Marcel Conche : la disparition d’un grand philosophe, hors normes
Marcel Conche vient de disparaître, tout près de ses cent ans. On perd avec lui un intellectuel hors normes, ayant mélangé des genres qui ne vont pas toujours ensemble. Historien de la philosophie d’abord, à la Sorbonne en particulier, spécialiste de la philosophie matérialiste antique (sans être lui-même vraiment matérialiste), en particulier d’Héraclite dont l’édition fait autorité, mais aussi d’Epicure et, enfin, il est celui qui a intronisé Montaigne comme philosophe dans Montaigne ou la conscience heureuse alors qu’il n’était considéré jusque là que comme écrivain.

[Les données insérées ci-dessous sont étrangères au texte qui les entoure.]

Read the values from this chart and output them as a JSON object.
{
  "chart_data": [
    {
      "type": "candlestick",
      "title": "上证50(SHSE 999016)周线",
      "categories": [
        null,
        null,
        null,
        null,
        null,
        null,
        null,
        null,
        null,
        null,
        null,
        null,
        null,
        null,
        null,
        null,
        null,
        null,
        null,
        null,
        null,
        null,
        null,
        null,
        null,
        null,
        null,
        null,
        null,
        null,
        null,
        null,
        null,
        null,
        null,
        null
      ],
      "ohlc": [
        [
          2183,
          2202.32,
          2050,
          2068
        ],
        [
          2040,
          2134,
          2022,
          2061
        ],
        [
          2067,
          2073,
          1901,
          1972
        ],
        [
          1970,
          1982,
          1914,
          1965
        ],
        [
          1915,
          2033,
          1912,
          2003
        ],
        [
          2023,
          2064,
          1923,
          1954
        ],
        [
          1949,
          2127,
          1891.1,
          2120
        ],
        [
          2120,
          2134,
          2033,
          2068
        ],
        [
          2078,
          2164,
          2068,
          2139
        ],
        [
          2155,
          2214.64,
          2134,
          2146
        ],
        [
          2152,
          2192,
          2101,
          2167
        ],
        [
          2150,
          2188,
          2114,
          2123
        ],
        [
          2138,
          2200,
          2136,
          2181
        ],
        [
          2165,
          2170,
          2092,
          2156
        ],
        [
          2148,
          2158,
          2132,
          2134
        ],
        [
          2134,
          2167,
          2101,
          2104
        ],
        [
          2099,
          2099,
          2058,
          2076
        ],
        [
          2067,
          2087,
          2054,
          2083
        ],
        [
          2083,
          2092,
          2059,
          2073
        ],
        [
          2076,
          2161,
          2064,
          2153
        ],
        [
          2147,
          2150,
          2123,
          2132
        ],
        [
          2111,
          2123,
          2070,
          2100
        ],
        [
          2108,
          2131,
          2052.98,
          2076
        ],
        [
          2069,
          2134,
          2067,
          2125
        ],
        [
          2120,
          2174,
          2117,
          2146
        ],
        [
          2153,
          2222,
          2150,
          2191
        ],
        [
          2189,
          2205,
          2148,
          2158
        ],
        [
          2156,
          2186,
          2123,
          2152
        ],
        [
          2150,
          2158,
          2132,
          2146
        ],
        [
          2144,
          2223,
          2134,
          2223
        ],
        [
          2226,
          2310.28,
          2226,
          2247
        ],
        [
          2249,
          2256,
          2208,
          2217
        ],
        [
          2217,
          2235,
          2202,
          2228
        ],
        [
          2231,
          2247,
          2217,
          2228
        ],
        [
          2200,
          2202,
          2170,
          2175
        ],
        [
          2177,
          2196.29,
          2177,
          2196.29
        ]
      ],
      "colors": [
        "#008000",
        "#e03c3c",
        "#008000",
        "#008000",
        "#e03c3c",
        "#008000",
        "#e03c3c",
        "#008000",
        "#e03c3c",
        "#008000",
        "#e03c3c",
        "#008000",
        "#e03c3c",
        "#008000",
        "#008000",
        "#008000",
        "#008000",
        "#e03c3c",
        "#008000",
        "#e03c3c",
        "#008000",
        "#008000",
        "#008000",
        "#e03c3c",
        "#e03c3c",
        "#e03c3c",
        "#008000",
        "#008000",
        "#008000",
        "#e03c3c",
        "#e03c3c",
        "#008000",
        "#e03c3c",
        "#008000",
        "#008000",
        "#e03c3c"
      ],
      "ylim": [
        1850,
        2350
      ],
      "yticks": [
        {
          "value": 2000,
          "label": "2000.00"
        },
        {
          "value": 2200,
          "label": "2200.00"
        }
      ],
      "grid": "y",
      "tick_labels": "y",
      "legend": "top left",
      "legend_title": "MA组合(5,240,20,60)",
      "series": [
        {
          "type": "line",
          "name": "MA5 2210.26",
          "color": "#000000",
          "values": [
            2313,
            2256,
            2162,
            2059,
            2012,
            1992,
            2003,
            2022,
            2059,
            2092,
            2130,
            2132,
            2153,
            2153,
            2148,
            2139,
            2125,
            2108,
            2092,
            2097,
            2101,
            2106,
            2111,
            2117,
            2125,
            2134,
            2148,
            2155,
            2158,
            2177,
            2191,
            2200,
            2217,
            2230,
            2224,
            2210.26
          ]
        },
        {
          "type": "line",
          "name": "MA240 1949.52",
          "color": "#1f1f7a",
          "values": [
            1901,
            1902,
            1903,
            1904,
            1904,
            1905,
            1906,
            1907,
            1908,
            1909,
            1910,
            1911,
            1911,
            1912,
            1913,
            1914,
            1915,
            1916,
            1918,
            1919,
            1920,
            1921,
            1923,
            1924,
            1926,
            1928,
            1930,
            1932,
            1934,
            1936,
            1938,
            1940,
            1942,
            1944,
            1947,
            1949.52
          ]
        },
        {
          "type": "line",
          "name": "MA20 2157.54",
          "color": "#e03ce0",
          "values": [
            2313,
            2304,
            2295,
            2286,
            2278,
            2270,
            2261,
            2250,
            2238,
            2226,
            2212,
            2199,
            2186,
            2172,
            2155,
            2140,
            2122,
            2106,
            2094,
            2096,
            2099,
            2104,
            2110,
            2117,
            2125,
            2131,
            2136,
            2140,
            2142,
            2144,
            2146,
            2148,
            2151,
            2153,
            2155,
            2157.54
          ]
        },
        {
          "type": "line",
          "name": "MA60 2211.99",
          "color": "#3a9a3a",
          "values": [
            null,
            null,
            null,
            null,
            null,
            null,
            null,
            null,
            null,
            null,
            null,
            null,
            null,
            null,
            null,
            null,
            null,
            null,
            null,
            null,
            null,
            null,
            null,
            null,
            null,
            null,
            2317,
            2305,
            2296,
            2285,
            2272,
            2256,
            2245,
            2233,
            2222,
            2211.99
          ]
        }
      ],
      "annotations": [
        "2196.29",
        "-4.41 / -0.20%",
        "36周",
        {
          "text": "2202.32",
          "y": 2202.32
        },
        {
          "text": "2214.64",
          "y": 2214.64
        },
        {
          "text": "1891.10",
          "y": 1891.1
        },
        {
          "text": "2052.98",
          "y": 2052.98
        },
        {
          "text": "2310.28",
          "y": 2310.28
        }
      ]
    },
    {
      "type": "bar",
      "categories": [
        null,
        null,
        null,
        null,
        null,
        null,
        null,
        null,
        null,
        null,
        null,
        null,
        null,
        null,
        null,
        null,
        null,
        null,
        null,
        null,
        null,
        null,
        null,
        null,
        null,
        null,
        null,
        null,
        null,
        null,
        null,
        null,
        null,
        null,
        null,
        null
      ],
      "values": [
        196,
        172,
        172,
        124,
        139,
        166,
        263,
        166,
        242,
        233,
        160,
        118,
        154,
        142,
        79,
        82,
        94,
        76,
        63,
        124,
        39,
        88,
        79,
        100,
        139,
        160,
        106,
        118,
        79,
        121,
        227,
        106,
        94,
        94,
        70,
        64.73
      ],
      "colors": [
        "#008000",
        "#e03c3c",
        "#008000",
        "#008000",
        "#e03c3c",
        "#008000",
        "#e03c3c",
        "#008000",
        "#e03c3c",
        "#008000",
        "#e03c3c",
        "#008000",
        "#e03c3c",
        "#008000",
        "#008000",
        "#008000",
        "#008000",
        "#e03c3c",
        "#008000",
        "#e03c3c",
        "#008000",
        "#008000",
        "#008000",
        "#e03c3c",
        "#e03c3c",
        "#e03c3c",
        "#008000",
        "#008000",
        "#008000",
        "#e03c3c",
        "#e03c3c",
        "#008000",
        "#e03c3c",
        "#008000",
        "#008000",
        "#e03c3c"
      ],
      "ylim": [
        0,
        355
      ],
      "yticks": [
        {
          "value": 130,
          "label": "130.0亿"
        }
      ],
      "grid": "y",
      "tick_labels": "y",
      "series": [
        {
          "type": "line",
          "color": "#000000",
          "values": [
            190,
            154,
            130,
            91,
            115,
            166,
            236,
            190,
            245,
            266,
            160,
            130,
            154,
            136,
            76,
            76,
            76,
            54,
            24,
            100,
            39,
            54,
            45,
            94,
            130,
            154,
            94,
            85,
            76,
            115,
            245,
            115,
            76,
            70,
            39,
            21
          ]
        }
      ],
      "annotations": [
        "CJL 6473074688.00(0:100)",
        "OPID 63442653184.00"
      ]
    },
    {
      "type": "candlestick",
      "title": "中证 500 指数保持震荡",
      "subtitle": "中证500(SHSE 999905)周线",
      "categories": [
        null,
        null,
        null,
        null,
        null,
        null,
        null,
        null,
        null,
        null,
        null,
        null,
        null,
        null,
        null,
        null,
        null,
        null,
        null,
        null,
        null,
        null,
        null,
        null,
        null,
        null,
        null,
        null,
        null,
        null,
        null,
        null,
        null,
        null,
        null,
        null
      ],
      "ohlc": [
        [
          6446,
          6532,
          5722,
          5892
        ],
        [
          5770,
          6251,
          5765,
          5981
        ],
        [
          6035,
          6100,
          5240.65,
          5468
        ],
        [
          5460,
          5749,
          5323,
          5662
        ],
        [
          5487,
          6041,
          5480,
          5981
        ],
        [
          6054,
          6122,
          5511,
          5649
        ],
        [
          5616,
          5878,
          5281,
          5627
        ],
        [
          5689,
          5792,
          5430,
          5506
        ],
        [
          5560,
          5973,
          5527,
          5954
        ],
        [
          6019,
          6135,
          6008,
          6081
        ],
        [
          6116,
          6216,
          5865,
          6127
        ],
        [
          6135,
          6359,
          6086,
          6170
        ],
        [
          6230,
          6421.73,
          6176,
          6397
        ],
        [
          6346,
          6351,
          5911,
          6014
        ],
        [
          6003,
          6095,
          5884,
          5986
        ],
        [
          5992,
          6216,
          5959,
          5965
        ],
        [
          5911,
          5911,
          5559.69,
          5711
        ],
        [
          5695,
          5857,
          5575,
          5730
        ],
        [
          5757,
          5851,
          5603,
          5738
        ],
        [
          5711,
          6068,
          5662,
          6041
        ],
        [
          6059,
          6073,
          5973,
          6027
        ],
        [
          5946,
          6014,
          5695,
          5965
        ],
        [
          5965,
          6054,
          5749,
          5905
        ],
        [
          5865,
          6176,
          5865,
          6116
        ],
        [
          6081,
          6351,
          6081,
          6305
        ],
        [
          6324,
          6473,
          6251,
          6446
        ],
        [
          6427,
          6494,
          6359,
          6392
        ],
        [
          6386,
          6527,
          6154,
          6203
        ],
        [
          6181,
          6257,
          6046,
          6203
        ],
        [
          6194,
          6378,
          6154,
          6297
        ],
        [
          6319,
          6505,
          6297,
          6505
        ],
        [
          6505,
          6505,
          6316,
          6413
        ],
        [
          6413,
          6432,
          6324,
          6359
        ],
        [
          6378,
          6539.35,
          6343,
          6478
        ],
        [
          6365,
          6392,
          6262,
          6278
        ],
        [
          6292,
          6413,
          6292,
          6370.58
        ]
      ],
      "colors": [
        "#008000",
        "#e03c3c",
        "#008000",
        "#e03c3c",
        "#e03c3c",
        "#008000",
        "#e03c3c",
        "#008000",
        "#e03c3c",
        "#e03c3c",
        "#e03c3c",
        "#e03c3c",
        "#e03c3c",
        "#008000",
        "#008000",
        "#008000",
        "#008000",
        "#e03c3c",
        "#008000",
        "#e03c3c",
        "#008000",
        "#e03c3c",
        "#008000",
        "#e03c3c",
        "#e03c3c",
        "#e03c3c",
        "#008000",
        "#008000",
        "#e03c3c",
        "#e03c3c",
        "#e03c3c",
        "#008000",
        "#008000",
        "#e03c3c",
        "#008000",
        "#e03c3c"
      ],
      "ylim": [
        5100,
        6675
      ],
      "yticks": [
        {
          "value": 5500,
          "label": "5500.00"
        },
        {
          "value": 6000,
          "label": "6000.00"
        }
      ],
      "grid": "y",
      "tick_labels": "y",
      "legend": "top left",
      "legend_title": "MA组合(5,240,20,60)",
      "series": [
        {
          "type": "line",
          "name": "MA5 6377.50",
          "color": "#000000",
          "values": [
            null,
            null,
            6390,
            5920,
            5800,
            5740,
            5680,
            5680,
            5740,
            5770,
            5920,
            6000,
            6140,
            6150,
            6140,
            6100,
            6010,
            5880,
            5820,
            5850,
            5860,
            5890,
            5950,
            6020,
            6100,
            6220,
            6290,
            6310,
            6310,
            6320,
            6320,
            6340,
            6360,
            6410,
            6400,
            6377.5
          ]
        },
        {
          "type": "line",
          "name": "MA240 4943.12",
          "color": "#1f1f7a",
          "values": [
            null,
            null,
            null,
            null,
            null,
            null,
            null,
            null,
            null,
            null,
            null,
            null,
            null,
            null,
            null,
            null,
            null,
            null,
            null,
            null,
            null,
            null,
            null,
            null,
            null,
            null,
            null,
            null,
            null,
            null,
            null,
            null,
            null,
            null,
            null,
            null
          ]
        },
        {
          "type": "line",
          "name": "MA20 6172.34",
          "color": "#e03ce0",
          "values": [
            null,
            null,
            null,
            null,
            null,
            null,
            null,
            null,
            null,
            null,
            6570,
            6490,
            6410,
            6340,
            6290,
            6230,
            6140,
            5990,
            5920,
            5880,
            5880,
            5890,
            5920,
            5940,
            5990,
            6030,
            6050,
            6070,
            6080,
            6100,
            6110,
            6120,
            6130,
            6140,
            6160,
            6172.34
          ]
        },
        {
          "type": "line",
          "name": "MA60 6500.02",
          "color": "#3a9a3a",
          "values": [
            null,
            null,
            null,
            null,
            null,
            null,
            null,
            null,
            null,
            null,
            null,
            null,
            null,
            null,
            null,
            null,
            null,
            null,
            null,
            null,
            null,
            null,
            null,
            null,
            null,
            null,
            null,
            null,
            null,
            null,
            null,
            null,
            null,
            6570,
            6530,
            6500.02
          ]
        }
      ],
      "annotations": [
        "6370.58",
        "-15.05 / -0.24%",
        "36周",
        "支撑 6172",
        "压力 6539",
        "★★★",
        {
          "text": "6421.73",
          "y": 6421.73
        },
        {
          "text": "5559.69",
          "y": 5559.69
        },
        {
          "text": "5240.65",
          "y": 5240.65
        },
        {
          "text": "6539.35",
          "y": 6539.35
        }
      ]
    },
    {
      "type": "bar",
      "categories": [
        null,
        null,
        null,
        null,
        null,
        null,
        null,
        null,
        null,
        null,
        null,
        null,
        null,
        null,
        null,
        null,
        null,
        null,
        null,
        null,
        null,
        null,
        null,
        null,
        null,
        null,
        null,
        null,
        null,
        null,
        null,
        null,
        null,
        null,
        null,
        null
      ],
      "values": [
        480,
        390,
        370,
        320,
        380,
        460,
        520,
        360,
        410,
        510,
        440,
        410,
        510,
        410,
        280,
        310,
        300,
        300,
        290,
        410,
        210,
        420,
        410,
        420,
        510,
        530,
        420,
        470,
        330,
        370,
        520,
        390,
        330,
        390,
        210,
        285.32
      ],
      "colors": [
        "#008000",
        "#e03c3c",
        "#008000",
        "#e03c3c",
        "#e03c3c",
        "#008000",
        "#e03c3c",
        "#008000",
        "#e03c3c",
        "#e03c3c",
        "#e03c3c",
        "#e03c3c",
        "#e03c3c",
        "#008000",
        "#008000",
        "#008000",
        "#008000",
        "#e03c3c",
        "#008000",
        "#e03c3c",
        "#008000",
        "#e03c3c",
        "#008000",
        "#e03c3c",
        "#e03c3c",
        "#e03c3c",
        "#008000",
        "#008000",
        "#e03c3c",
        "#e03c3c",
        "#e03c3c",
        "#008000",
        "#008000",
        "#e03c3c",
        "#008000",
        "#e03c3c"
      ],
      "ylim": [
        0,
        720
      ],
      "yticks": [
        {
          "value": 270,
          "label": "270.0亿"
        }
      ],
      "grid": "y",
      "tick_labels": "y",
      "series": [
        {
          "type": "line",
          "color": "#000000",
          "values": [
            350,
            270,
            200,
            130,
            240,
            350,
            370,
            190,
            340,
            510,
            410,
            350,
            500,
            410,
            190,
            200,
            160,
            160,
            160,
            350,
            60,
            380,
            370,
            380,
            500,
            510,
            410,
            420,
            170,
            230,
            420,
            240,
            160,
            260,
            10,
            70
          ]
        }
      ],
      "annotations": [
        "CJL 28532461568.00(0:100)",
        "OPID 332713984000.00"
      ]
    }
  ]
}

Mais tout autant, ce qui n’est pas fréquent, il aura été un authentique philosophe dont l’expression était d’une clarté absolue, contrairement à des philosophes à la mode qui versent dans un jargon sophistiqué pour masquer le vide de leur inspiration. C’est ainsi qu’il aura élaboré une philosophie naturaliste étonnante en elle-même et par sa conséquence : il y n’a pour lui qu’un seule réalité, la Nature (avec une majuscule) à la fois infinie, éternelle et, bien entendu incréée, que l’on peut connaître indéfiniment par la science mais jamais totalement. Or ce qui est précieux dans cette position, contraire à bien des idéalismes philosophiques, c’est qu’elle débouche sur athéisme radical, doublement original : par ses motifs en particulier, dont la souffrance des enfants qui lui interdit de croire en un quelconque Dieu créateur ; mais aussi parce que cette notion lui paraît incompréhensible : qu’est ce qu’un absolu qui est nécessairement limité par le monde qu’il a créé. Et il y a aussi le statut intellectuel qu’il lui confère : il en est certain, mais il ne peut le prouver objectivement ! D’où l’idée qu’il s’agit d’une option métaphysique indécidable, ce qui lui impose, au-delà de son « dogmatisme » subjectif, de pratiquer ce qu’il a appelé un « scepticisme à l’égard d’autrui » qui l’entraîne au dialogue avec l’autre et au respect de sa croyance. Pourtant, il n’aura pas été matérialiste, ce à quoi son naturalisme aurait dû l’amener : l’homme a un esprits qui est une réalité spécifique et il est libre. Deux éléments qui méritaient qu’on discute avec lui, ce dont je ne me suis pas privé. A quoi j’ajouterai personnellement sa réflexion sur la mort, inévitable et définitive : elle lui permet de distinguer une « solitude essentielle » face à celle-ci, à laquelle seule une « sagesse tragique » peut nous aider pour y faire face, et une « solitude accidentelle » liée à la mort d‘un proche et qui aurait pu ne pas arriver : la souffrance ici est difficilement guérissable. Belle réflexion !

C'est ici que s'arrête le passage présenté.